Я опускаю стекло и подставляю руку ветру, поворачиваю её так и этак. Машина Асгара очень удобна, и это уменьшает горечь от его опоздания. Он жуёт кончики усов и держит руль одной рукой. Смягчившись, я заявляю:

— Встреча была бесподобной.

— Я уже попросил прощения, — говорит он, — и ещё раз извиняюсь.

— Как называлась эта площадь? — спрашиваю я.

— Объезди весь мир, — отвечает он, — и всё-таки потом придётся обогнуть и эту площадь: дорога к дому прямо за ней.

— Ты не изменился, Асгар, — говорю я.

— А ты как? Всё та же самая?

Я смотрю на него: его большие невозмутимые глаза глядят прямо вперёд. Я вздрагиваю от хрипа устройства, укреплённого перед приборной панелью.

Голос по нескольку раз, в нос и неразборчиво, повторяет те же самые слова.

— Это не опасно, — говорит Асгар.

Я чувствую запах свежевыпеченного хлеба из танура, но не вижу булочной. И он говорит:

— Нюх твой по-прежнему остёр, чего нельзя сказать о зрении.

Люди переходят через улицы, спокойно лавируя между машинами.

— Эти люди, которые с утра до вечера на демонстрациях, — говорю я, — где они сейчас?

— Вот эти самые, — он указывает на прохожих, — и ещё многие другие.

— И все внезапно прониклись революционным духом?!

— Его величество, когда с вертолёта смотрел на демонстрации 18-го шахривара[2], сказал ровно те же слова.

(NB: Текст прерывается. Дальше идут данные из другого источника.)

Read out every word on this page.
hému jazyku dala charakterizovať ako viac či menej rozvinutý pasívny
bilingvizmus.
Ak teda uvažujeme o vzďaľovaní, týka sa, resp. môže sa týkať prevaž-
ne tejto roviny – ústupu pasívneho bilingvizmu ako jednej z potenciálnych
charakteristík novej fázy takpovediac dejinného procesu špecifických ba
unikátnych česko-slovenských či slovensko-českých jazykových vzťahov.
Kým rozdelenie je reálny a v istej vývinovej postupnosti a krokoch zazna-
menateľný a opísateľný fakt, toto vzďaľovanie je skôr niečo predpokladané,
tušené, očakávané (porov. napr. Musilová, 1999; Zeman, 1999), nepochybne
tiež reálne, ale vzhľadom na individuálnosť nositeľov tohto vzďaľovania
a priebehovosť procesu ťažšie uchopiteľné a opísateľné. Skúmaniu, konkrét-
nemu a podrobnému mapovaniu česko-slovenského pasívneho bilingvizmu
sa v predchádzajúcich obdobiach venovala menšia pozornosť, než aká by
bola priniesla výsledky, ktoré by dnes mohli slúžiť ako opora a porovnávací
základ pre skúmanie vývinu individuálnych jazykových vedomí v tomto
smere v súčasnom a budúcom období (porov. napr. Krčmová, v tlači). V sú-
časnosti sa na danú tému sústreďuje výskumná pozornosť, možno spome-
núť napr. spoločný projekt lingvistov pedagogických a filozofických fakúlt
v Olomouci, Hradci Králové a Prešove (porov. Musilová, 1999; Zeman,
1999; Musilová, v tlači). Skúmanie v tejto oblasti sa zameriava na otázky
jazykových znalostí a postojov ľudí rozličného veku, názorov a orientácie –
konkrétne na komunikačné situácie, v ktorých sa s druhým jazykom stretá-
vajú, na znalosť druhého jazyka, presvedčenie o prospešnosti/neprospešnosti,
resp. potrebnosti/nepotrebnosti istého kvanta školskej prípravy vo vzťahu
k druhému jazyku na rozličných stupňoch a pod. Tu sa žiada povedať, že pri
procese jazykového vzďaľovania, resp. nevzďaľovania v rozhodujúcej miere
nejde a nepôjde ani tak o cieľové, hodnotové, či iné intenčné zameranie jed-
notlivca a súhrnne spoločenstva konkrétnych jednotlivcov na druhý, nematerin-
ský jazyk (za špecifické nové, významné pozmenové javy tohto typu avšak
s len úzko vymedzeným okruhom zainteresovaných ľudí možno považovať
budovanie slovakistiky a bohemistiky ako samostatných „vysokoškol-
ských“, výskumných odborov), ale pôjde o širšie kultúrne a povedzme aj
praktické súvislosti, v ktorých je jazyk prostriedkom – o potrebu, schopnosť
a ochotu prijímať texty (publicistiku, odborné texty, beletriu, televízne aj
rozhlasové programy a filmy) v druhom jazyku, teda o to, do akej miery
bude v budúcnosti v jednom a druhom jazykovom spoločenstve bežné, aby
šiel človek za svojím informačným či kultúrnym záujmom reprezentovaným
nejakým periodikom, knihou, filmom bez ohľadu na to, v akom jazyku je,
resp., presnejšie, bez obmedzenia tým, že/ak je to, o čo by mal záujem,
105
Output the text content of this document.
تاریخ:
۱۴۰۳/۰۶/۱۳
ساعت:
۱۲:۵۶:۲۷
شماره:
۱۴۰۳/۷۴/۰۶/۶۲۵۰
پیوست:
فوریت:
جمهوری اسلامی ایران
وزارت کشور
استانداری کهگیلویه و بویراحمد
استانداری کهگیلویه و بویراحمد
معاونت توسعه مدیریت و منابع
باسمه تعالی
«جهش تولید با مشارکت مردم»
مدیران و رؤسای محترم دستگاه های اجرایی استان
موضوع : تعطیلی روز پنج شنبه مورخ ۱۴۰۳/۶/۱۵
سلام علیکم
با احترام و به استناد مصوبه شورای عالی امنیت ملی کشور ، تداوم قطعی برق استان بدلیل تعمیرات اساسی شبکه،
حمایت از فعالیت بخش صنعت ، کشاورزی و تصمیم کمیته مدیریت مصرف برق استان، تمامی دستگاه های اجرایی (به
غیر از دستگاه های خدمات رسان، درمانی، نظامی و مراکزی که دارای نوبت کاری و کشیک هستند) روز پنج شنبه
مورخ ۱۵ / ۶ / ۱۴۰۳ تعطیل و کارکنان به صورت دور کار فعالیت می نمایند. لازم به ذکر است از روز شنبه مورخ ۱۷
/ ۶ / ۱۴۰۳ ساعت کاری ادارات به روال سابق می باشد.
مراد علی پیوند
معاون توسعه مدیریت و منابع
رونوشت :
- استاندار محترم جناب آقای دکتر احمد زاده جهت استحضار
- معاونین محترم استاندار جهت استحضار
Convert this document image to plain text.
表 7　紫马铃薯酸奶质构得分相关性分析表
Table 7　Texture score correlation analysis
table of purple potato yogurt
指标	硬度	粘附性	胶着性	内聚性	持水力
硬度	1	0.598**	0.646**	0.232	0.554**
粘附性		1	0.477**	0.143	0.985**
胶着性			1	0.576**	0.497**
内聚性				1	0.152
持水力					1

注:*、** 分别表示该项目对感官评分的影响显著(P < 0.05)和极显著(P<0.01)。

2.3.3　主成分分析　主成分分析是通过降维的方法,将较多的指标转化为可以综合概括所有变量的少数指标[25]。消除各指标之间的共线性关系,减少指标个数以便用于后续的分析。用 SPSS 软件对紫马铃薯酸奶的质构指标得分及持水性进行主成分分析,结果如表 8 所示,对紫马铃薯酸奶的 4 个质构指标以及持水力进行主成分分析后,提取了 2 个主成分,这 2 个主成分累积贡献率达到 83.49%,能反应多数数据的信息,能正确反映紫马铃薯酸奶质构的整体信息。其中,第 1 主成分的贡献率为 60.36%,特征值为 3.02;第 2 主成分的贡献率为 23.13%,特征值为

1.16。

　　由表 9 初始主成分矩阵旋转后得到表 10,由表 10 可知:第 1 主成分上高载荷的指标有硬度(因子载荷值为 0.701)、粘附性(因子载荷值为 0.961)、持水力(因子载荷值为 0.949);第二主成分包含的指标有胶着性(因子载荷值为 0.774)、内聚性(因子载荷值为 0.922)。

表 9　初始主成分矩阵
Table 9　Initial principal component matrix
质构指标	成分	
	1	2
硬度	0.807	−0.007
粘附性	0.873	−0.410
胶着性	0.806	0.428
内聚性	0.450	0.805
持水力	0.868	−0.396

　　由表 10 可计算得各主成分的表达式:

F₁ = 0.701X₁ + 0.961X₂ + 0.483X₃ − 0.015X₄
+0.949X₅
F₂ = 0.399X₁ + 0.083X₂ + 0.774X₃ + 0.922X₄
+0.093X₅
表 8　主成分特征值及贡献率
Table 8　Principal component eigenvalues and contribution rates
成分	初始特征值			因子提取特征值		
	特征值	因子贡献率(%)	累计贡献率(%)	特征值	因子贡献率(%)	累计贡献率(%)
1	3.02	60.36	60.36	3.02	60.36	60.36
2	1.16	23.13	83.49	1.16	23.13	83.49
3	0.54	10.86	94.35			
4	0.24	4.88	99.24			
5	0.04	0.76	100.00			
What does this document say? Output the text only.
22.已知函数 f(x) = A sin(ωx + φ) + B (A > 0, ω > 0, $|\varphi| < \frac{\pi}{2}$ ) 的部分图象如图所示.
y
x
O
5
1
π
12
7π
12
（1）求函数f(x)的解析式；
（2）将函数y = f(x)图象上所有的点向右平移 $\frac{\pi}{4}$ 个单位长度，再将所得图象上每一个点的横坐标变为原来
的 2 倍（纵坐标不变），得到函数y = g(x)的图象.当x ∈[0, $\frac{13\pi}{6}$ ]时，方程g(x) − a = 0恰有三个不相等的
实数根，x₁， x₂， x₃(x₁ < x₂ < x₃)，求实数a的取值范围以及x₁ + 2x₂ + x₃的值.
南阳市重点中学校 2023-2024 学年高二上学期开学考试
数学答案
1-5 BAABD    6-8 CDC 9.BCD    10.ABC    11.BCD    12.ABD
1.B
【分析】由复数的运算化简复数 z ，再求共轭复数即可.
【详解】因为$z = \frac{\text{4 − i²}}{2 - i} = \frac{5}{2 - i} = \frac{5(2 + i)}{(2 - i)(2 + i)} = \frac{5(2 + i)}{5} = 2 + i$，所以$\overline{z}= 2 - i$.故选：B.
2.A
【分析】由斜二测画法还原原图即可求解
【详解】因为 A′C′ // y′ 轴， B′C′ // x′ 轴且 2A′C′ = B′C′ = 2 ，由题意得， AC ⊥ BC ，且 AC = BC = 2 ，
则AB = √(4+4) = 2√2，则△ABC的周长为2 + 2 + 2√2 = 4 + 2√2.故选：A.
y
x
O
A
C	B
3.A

— Вот видишь, Асгар, — говорю я, — шахиншах думает точно так же, как я.

— Ты внешностью пошла в шахиню, — отвечает двоюродный брат, — не знаю, как насчёт мудрости и интеллекта.

Когда я говорила с Асгаром по телефону, он не спросил о цели моего приезда, да и сейчас не выказывает интереса. Тётя Туба тоже должна была быть очень рассержена, раз не приехала в аэропорт. Уже несколько месяцев я с ней не говорила: Асгар под тем или иным предлогом не звал её к телефону. Машину он ведёт очень уверенно, проскакивая на жёлтый и даже на красный свет. Некоторые постовые, завидя «Кадиллак», подносят правую руку к виску и улыбаются. Опять голос наполняет кабину:

— Я Сокол, я Сокол, вызываю Центр…

— Центр слушает.

— Я Сокол: зафиксировано ограбление…

— Я Центр…

— Не понимаю, повторите…

Голос и тон изменяются:

— Слушаюсь… Рост разыскиваемого — высокий.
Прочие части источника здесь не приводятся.